Giornata Internazionale dei diritti delle persone con disabilità, il bilancio di AILA Campania

Oggi si celebra la Giornata Internazionale dei Diritti delle Persone con Disabilità, un momento fondamentale per riflettere sul reale stato delle condizioni di vita e delle opportunità in Italia. Nonostante le leggi nazionali e gli impegni internazionali, il quadro generale resta preoccupante. Ada Orsatti, Presidente di AILA ETS e da anni impegnata nella difesa dei diritti delle persone con disabilità, sottolinea come i dati più recenti evidenzino disuguaglianze profonde e una rete di supporto ancora insufficiente.

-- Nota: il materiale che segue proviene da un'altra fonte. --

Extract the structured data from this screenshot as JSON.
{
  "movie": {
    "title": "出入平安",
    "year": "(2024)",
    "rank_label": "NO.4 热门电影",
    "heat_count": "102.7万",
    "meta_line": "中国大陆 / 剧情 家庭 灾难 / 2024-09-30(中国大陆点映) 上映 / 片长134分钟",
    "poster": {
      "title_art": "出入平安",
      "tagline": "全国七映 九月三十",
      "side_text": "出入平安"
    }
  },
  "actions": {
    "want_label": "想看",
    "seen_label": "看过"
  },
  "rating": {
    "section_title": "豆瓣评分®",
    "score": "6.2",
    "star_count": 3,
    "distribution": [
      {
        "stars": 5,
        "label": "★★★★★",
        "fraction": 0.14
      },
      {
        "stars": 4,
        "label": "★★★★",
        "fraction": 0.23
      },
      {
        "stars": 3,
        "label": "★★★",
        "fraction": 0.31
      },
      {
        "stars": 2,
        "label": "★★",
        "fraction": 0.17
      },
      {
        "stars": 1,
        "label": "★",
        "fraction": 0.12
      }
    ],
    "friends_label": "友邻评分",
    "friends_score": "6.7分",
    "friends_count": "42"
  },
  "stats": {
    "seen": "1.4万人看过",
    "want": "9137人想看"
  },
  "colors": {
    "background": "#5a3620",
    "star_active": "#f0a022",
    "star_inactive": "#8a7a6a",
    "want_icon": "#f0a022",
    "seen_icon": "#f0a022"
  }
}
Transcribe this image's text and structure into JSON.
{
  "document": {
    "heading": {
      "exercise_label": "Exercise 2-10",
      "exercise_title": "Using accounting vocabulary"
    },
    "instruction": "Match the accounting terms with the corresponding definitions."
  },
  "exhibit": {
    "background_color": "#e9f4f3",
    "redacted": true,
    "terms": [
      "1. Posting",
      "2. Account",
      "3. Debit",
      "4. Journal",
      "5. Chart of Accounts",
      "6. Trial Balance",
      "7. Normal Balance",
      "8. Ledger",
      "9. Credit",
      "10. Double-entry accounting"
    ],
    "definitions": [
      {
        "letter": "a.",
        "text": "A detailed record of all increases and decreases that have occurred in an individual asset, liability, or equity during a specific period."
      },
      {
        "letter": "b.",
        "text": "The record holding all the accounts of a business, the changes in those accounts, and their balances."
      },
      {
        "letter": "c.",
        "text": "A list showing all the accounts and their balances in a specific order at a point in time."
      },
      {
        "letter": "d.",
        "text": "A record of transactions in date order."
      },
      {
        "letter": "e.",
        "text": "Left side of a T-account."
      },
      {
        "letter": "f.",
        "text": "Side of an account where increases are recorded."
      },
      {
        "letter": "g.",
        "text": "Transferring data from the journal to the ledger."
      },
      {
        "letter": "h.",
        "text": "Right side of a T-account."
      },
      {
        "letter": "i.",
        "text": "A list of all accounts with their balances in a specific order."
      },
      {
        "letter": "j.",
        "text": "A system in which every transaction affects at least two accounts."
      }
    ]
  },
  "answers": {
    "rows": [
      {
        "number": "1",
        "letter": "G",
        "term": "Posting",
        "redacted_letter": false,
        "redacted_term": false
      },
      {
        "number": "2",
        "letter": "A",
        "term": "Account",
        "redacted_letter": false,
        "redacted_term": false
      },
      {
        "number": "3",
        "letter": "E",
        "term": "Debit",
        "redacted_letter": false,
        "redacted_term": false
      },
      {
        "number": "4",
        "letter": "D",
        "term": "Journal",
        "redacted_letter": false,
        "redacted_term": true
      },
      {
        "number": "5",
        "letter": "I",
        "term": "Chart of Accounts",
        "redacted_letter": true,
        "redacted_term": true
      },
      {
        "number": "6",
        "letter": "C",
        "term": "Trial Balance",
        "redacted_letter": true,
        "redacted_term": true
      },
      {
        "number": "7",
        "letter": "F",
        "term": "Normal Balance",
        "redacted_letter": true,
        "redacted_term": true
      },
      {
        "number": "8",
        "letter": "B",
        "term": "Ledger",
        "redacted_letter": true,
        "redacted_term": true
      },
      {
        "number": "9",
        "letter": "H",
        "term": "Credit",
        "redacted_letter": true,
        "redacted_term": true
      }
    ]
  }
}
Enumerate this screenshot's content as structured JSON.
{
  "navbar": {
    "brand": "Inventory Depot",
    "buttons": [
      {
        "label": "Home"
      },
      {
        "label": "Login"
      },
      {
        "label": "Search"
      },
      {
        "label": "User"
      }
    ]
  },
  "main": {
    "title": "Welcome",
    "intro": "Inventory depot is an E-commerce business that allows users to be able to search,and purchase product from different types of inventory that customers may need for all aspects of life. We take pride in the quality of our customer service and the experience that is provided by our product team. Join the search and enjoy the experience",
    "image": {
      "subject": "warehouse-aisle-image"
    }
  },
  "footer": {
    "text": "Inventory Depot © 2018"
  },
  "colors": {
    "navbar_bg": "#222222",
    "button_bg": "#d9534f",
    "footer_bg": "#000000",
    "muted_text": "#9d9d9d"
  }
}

Le statistiche confermano che le persone con disabilità sono tra le categorie più vulnerabili sul piano economico e sociale. Secondo Eurostat, circa il 30 per cento di chi convive con una disabilità rischia povertà o esclusione sociale, rispetto al 21 per cento della popolazione generale. Sono oltre due milioni le famiglie italiane che ospitano almeno una persona con limitazioni gravi, e quasi un terzo di queste vive in condizioni di reale deprivazione materiale, evidenziando le lacune strutturali del sistema di welfare.

Il legame tra condizione economica e occupazione è netto. L’inserimento lavorativo delle persone con disabilità rimane fortemente ostacolato, mentre le famiglie che devono accudire un parente non autosufficiente registrano spesso una bassa intensità lavorativa, con conseguenze dirette sul reddito e sulla qualità della vita. Il ruolo dei caregiver familiari, prevalentemente donne, è cruciale ma spesso invisibile: molte hanno ridotto l’orario di lavoro o rinunciato a opportunità professionali per garantire assistenza continua, con un impatto significativo sulla propria carriera e sul futuro pensionistico.

Amedeo Auriemma, Responsabile di AILA Sanità Campania, sottolinea l’urgenza di riconoscere in maniera concreta e strutturale il ruolo dei caregiver, attraverso strumenti legislativi ed economici che offrano sostegno reale alle famiglie, protezione del lavoro e accesso a servizi territoriali efficienti. Per Auriemma, senza un impegno coordinato delle istituzioni, il divario sociale ed economico rischia di aggravarsi ulteriormente, penalizzando chi già affronta quotidianamente grandi sfide.

Nonostante la Legge 68 del 1999, che promuove l’inserimento lavorativo delle persone con disabilità, solo poco più di un terzo di loro risulta occupato. Il gap è ancora più marcato tra le donne, con tassi di impiego significativamente inferiori rispetto agli uomini, evidenziando una disparità che si somma alle altre difficoltà sociali ed economiche. Questi dati confermano che, a più di quindici anni dall’adozione della Convenzione sui Diritti delle Persone con Disabilità, recepita dall’Italia nel 2009, molte delle promesse normative restano ancora disattese.

La Giornata Internazionale dei Diritti delle Persone con Disabilità deve diventare non solo un momento simbolico, ma anche un’occasione di mobilitazione concreta. AILA richiama le istituzioni a definire misure strutturali e durature, capaci di garantire inclusione sociale, sostegno economico, tutela del lavoro e servizi adeguati per le persone con disabilità e le loro famiglie.